If you’re an Edina parent who is going through a divorce or separation, it’s likely you’re facing a custody and parenting time case, too. Your divorce attorney should have you prepared for all the potential fallout of your divorce, but you may not be spending as much time considering the steps you need to take to ensure you reach a favorable custody outcome. Whether you’re just beginning the process and don’t have a parenting time lawyer in Edina yet, or if you have a great attorney and just want to get an extra leg up on your co-parent prior to your custody battle, this post can help. Read on to learn about the most common dos and don’ts that apply to a child custody battle.
Do everything in your power to compromise with your co-parent
It can be difficult to set aside the hurt feelings, resentments, and frustrations that often arise when parents try to agree on a child custody arrangement. Keep in mind that it’s best for everyone, including your child, if you can settle the issues outside of court. That way, you can stop a “battle” over custody before it even starts. Generally, you will save money and time by negotiating your child custody and parenting time in mediation instead of in the courtroom. Do everything you possibly can to make sure that’s the case.
Don’t resort to petty conduct
No matter how upset you get about your co-parent’s conduct, don’t stoop to their level. Handle the custody dispute in a respectful and mature way, and you’ll make your Edina child custody attorney’s job much easier. The courts don’t think highly of petty and negative behavior, and you never know what sort of undesired consequences your unbecoming conduct could have on the case.
Do find the right attorney, financial analyst, and other professionals
Your case is not like any other case, so don’t decide to go with a one-size-fits-all team of professionals if you want to win this custody battle. Do extensive research in the beginning to find an attorney who can compassionately yet effectively help you navigate the process. And don’t stop there – consider hiring a financial analyst and any other experts whose knowledge you feel maybe necessary to help you win your case.
Don’t assume you’re a shoo-in for custody
One of the most detrimental and damaging things to your case right now is overconfidence and hubris. I’m sure you’re an amazing parent who wants the best for your child, and you deserve to have that precious time with him or her. In many ways, though, your ex-spouse or co-parent may also be an outstanding parent. If you can’t determine a parenting plan through mediation, the courts will decide what’s best for your kid. Don’t ever go into court assuming the judge will share your perspective. That assumption can lead to you being underprepared to argue your case.

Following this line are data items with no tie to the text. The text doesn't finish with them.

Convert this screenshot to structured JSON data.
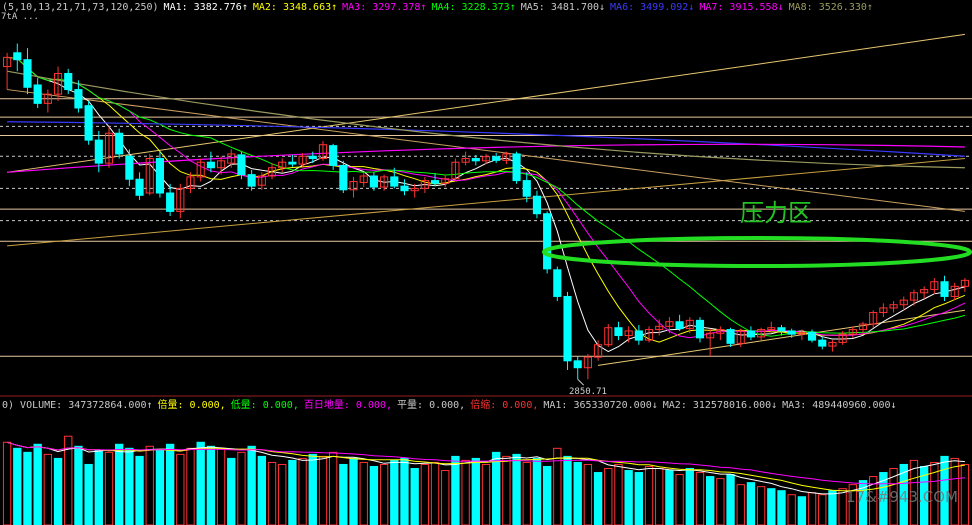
{
  "main_header": [
    {
      "text": "(5,10,13,21,71,73,120,250)",
      "color": "#c8c8c8"
    },
    {
      "text": "MA1: 3382.776↑",
      "color": "#ffffff"
    },
    {
      "text": "MA2: 3348.663↑",
      "color": "#ffff00"
    },
    {
      "text": "MA3: 3297.378↑",
      "color": "#ff00ff"
    },
    {
      "text": "MA4: 3228.373↑",
      "color": "#00ff00"
    },
    {
      "text": "MA5: 3481.700↓",
      "color": "#c8c8c8"
    },
    {
      "text": "MA6: 3499.092↓",
      "color": "#3a3aff"
    },
    {
      "text": "MA7: 3915.558↓",
      "color": "#ff00ff"
    },
    {
      "text": "MA8: 3526.330↑",
      "color": "#9a9a60"
    }
  ],
  "volume_header": [
    {
      "text": "0) VOLUME: 347372864.000↑",
      "color": "#c8c8c8"
    },
    {
      "text": "倍量: 0.000,",
      "color": "#ffff00"
    },
    {
      "text": "低量: 0.000,",
      "color": "#00ff00"
    },
    {
      "text": "百日地量: 0.000,",
      "color": "#ff00ff"
    },
    {
      "text": "平量: 0.000,",
      "color": "#c8c8c8"
    },
    {
      "text": "倍缩: 0.000,",
      "color": "#ff3030"
    },
    {
      "text": "MA1: 365330720.000↓",
      "color": "#c8c8c8"
    },
    {
      "text": "MA2: 312578016.000↓",
      "color": "#c8c8c8"
    },
    {
      "text": "MA3: 489440960.000↓",
      "color": "#c8c8c8"
    }
  ],
  "annotations": {
    "pressure_zone": "压力区",
    "low_price": "2850.71",
    "corner_tag": "7tA ...",
    "watermark": "17&#943.COM"
  },
  "colors": {
    "background": "#000000",
    "up": "#ff3232",
    "down": "#00ffff",
    "ellipse": "#22dd22",
    "grid_red": "#9a2020",
    "dashed": "#c8c8c8",
    "ma1": "#ffffff",
    "ma2": "#ffff00",
    "ma3": "#ff00ff",
    "ma4": "#00ff00",
    "ma6": "#3a3aff",
    "ma7": "#ff00ff",
    "ma8": "#9a9a60"
  },
  "chart_data": [
    {
      "type": "candlestick",
      "panel": "price",
      "ylim": [
        2820,
        3640
      ],
      "horizontal_lines": [
        3460,
        3420,
        3380,
        3220,
        3150,
        2900
      ],
      "dashed_lines": [
        3400,
        3335,
        3265,
        3195
      ],
      "candles": [
        {
          "o": 3530,
          "h": 3560,
          "l": 3480,
          "c": 3550
        },
        {
          "o": 3560,
          "h": 3580,
          "l": 3520,
          "c": 3545
        },
        {
          "o": 3545,
          "h": 3570,
          "l": 3470,
          "c": 3485
        },
        {
          "o": 3490,
          "h": 3505,
          "l": 3440,
          "c": 3450
        },
        {
          "o": 3450,
          "h": 3480,
          "l": 3430,
          "c": 3470
        },
        {
          "o": 3470,
          "h": 3530,
          "l": 3455,
          "c": 3515
        },
        {
          "o": 3515,
          "h": 3525,
          "l": 3470,
          "c": 3480
        },
        {
          "o": 3480,
          "h": 3500,
          "l": 3430,
          "c": 3440
        },
        {
          "o": 3445,
          "h": 3455,
          "l": 3360,
          "c": 3370
        },
        {
          "o": 3370,
          "h": 3390,
          "l": 3300,
          "c": 3320
        },
        {
          "o": 3320,
          "h": 3400,
          "l": 3310,
          "c": 3385
        },
        {
          "o": 3385,
          "h": 3395,
          "l": 3330,
          "c": 3340
        },
        {
          "o": 3335,
          "h": 3350,
          "l": 3270,
          "c": 3285
        },
        {
          "o": 3285,
          "h": 3300,
          "l": 3240,
          "c": 3250
        },
        {
          "o": 3255,
          "h": 3340,
          "l": 3250,
          "c": 3330
        },
        {
          "o": 3330,
          "h": 3345,
          "l": 3245,
          "c": 3255
        },
        {
          "o": 3255,
          "h": 3275,
          "l": 3205,
          "c": 3215
        },
        {
          "o": 3215,
          "h": 3275,
          "l": 3200,
          "c": 3265
        },
        {
          "o": 3265,
          "h": 3300,
          "l": 3255,
          "c": 3290
        },
        {
          "o": 3290,
          "h": 3330,
          "l": 3280,
          "c": 3322
        },
        {
          "o": 3322,
          "h": 3345,
          "l": 3300,
          "c": 3310
        },
        {
          "o": 3310,
          "h": 3335,
          "l": 3295,
          "c": 3325
        },
        {
          "o": 3320,
          "h": 3350,
          "l": 3310,
          "c": 3340
        },
        {
          "o": 3338,
          "h": 3345,
          "l": 3285,
          "c": 3295
        },
        {
          "o": 3295,
          "h": 3305,
          "l": 3260,
          "c": 3270
        },
        {
          "o": 3272,
          "h": 3300,
          "l": 3262,
          "c": 3292
        },
        {
          "o": 3292,
          "h": 3320,
          "l": 3285,
          "c": 3310
        },
        {
          "o": 3310,
          "h": 3330,
          "l": 3300,
          "c": 3322
        },
        {
          "o": 3322,
          "h": 3338,
          "l": 3312,
          "c": 3318
        },
        {
          "o": 3318,
          "h": 3342,
          "l": 3312,
          "c": 3335
        },
        {
          "o": 3335,
          "h": 3345,
          "l": 3320,
          "c": 3330
        },
        {
          "o": 3330,
          "h": 3368,
          "l": 3325,
          "c": 3360
        },
        {
          "o": 3358,
          "h": 3362,
          "l": 3305,
          "c": 3315
        },
        {
          "o": 3315,
          "h": 3325,
          "l": 3255,
          "c": 3262
        },
        {
          "o": 3262,
          "h": 3290,
          "l": 3245,
          "c": 3280
        },
        {
          "o": 3278,
          "h": 3300,
          "l": 3268,
          "c": 3292
        },
        {
          "o": 3292,
          "h": 3300,
          "l": 3260,
          "c": 3268
        },
        {
          "o": 3268,
          "h": 3295,
          "l": 3260,
          "c": 3290
        },
        {
          "o": 3290,
          "h": 3310,
          "l": 3265,
          "c": 3270
        },
        {
          "o": 3270,
          "h": 3285,
          "l": 3250,
          "c": 3260
        },
        {
          "o": 3260,
          "h": 3275,
          "l": 3245,
          "c": 3265
        },
        {
          "o": 3265,
          "h": 3290,
          "l": 3255,
          "c": 3282
        },
        {
          "o": 3282,
          "h": 3298,
          "l": 3270,
          "c": 3276
        },
        {
          "o": 3276,
          "h": 3295,
          "l": 3268,
          "c": 3286
        },
        {
          "o": 3286,
          "h": 3330,
          "l": 3280,
          "c": 3322
        },
        {
          "o": 3322,
          "h": 3345,
          "l": 3315,
          "c": 3330
        },
        {
          "o": 3330,
          "h": 3338,
          "l": 3315,
          "c": 3325
        },
        {
          "o": 3325,
          "h": 3340,
          "l": 3318,
          "c": 3334
        },
        {
          "o": 3334,
          "h": 3342,
          "l": 3320,
          "c": 3326
        },
        {
          "o": 3326,
          "h": 3345,
          "l": 3318,
          "c": 3340
        },
        {
          "o": 3340,
          "h": 3345,
          "l": 3275,
          "c": 3282
        },
        {
          "o": 3282,
          "h": 3300,
          "l": 3235,
          "c": 3248
        },
        {
          "o": 3248,
          "h": 3260,
          "l": 3200,
          "c": 3210
        },
        {
          "o": 3210,
          "h": 3215,
          "l": 3080,
          "c": 3090
        },
        {
          "o": 3088,
          "h": 3095,
          "l": 3020,
          "c": 3030
        },
        {
          "o": 3030,
          "h": 3040,
          "l": 2870,
          "c": 2890
        },
        {
          "o": 2890,
          "h": 2900,
          "l": 2850,
          "c": 2875
        },
        {
          "o": 2875,
          "h": 2905,
          "l": 2850,
          "c": 2898
        },
        {
          "o": 2898,
          "h": 2935,
          "l": 2890,
          "c": 2925
        },
        {
          "o": 2925,
          "h": 2970,
          "l": 2920,
          "c": 2962
        },
        {
          "o": 2962,
          "h": 2975,
          "l": 2935,
          "c": 2945
        },
        {
          "o": 2945,
          "h": 2965,
          "l": 2930,
          "c": 2955
        },
        {
          "o": 2955,
          "h": 2968,
          "l": 2925,
          "c": 2935
        },
        {
          "o": 2935,
          "h": 2965,
          "l": 2930,
          "c": 2958
        },
        {
          "o": 2958,
          "h": 2980,
          "l": 2945,
          "c": 2965
        },
        {
          "o": 2965,
          "h": 2985,
          "l": 2950,
          "c": 2975
        },
        {
          "o": 2975,
          "h": 2990,
          "l": 2955,
          "c": 2960
        },
        {
          "o": 2960,
          "h": 2985,
          "l": 2950,
          "c": 2978
        },
        {
          "o": 2978,
          "h": 2985,
          "l": 2930,
          "c": 2940
        },
        {
          "o": 2940,
          "h": 2960,
          "l": 2900,
          "c": 2950
        },
        {
          "o": 2950,
          "h": 2965,
          "l": 2935,
          "c": 2958
        },
        {
          "o": 2958,
          "h": 2962,
          "l": 2920,
          "c": 2928
        },
        {
          "o": 2928,
          "h": 2960,
          "l": 2920,
          "c": 2955
        },
        {
          "o": 2955,
          "h": 2965,
          "l": 2935,
          "c": 2942
        },
        {
          "o": 2942,
          "h": 2962,
          "l": 2935,
          "c": 2958
        },
        {
          "o": 2958,
          "h": 2975,
          "l": 2950,
          "c": 2962
        },
        {
          "o": 2962,
          "h": 2968,
          "l": 2945,
          "c": 2955
        },
        {
          "o": 2955,
          "h": 2960,
          "l": 2940,
          "c": 2948
        },
        {
          "o": 2948,
          "h": 2958,
          "l": 2935,
          "c": 2952
        },
        {
          "o": 2952,
          "h": 2958,
          "l": 2930,
          "c": 2935
        },
        {
          "o": 2935,
          "h": 2942,
          "l": 2915,
          "c": 2922
        },
        {
          "o": 2922,
          "h": 2935,
          "l": 2910,
          "c": 2930
        },
        {
          "o": 2930,
          "h": 2955,
          "l": 2925,
          "c": 2948
        },
        {
          "o": 2948,
          "h": 2965,
          "l": 2940,
          "c": 2958
        },
        {
          "o": 2958,
          "h": 2975,
          "l": 2950,
          "c": 2970
        },
        {
          "o": 2970,
          "h": 3000,
          "l": 2962,
          "c": 2995
        },
        {
          "o": 2995,
          "h": 3015,
          "l": 2985,
          "c": 3005
        },
        {
          "o": 3005,
          "h": 3020,
          "l": 2995,
          "c": 3012
        },
        {
          "o": 3012,
          "h": 3030,
          "l": 3000,
          "c": 3022
        },
        {
          "o": 3022,
          "h": 3045,
          "l": 3010,
          "c": 3038
        },
        {
          "o": 3038,
          "h": 3052,
          "l": 3025,
          "c": 3045
        },
        {
          "o": 3045,
          "h": 3070,
          "l": 3035,
          "c": 3062
        },
        {
          "o": 3062,
          "h": 3075,
          "l": 3020,
          "c": 3030
        },
        {
          "o": 3030,
          "h": 3060,
          "l": 3022,
          "c": 3052
        },
        {
          "o": 3052,
          "h": 3070,
          "l": 3040,
          "c": 3065
        }
      ]
    },
    {
      "type": "bar",
      "panel": "volume",
      "ylim": [
        0,
        560000000
      ],
      "values": [
        410,
        380,
        360,
        400,
        350,
        330,
        440,
        390,
        300,
        370,
        360,
        400,
        380,
        340,
        390,
        370,
        400,
        350,
        380,
        410,
        390,
        380,
        330,
        360,
        390,
        340,
        310,
        300,
        320,
        330,
        350,
        340,
        360,
        300,
        330,
        310,
        290,
        300,
        320,
        330,
        280,
        300,
        310,
        270,
        340,
        320,
        330,
        300,
        360,
        340,
        350,
        310,
        330,
        290,
        380,
        340,
        310,
        300,
        260,
        280,
        300,
        270,
        260,
        290,
        280,
        270,
        250,
        280,
        260,
        240,
        230,
        250,
        200,
        210,
        190,
        180,
        170,
        150,
        140,
        160,
        150,
        170,
        180,
        200,
        220,
        240,
        260,
        280,
        300,
        320,
        290,
        310,
        340,
        330,
        300
      ],
      "colors": [
        "up",
        "down",
        "down",
        "down",
        "up",
        "down",
        "up",
        "down",
        "down",
        "down",
        "up",
        "down",
        "down",
        "down",
        "up",
        "down",
        "down",
        "up",
        "up",
        "down",
        "down",
        "up",
        "down",
        "up",
        "down",
        "down",
        "up",
        "up",
        "down",
        "up",
        "down",
        "up",
        "up",
        "down",
        "down",
        "up",
        "down",
        "up",
        "down",
        "down",
        "down",
        "up",
        "up",
        "up",
        "down",
        "up",
        "down",
        "up",
        "down",
        "up",
        "down",
        "up",
        "down",
        "down",
        "up",
        "down",
        "down",
        "up",
        "down",
        "up",
        "up",
        "down",
        "down",
        "up",
        "up",
        "down",
        "up",
        "down",
        "up",
        "down",
        "up",
        "down",
        "up",
        "down",
        "up",
        "down",
        "down",
        "up",
        "down",
        "up",
        "up",
        "down",
        "up",
        "up",
        "down",
        "up",
        "down",
        "up",
        "down",
        "up",
        "down",
        "up",
        "down",
        "up",
        "up"
      ]
    }
  ]
}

Do keep what’s best for your child in mind
You probably wouldn’t be reading this article if it wasn’t in your child’s best interest to live with you, at least the majority of the time. Due to the notoriously high-conflict nature of many custody cases, though, it’s easy to lose sight of the ultimate goal. If your child can spend time with both parents without it being detrimental to him or her, try to keep that in mind when negotiating. You and your child both have a better chance at happiness this way.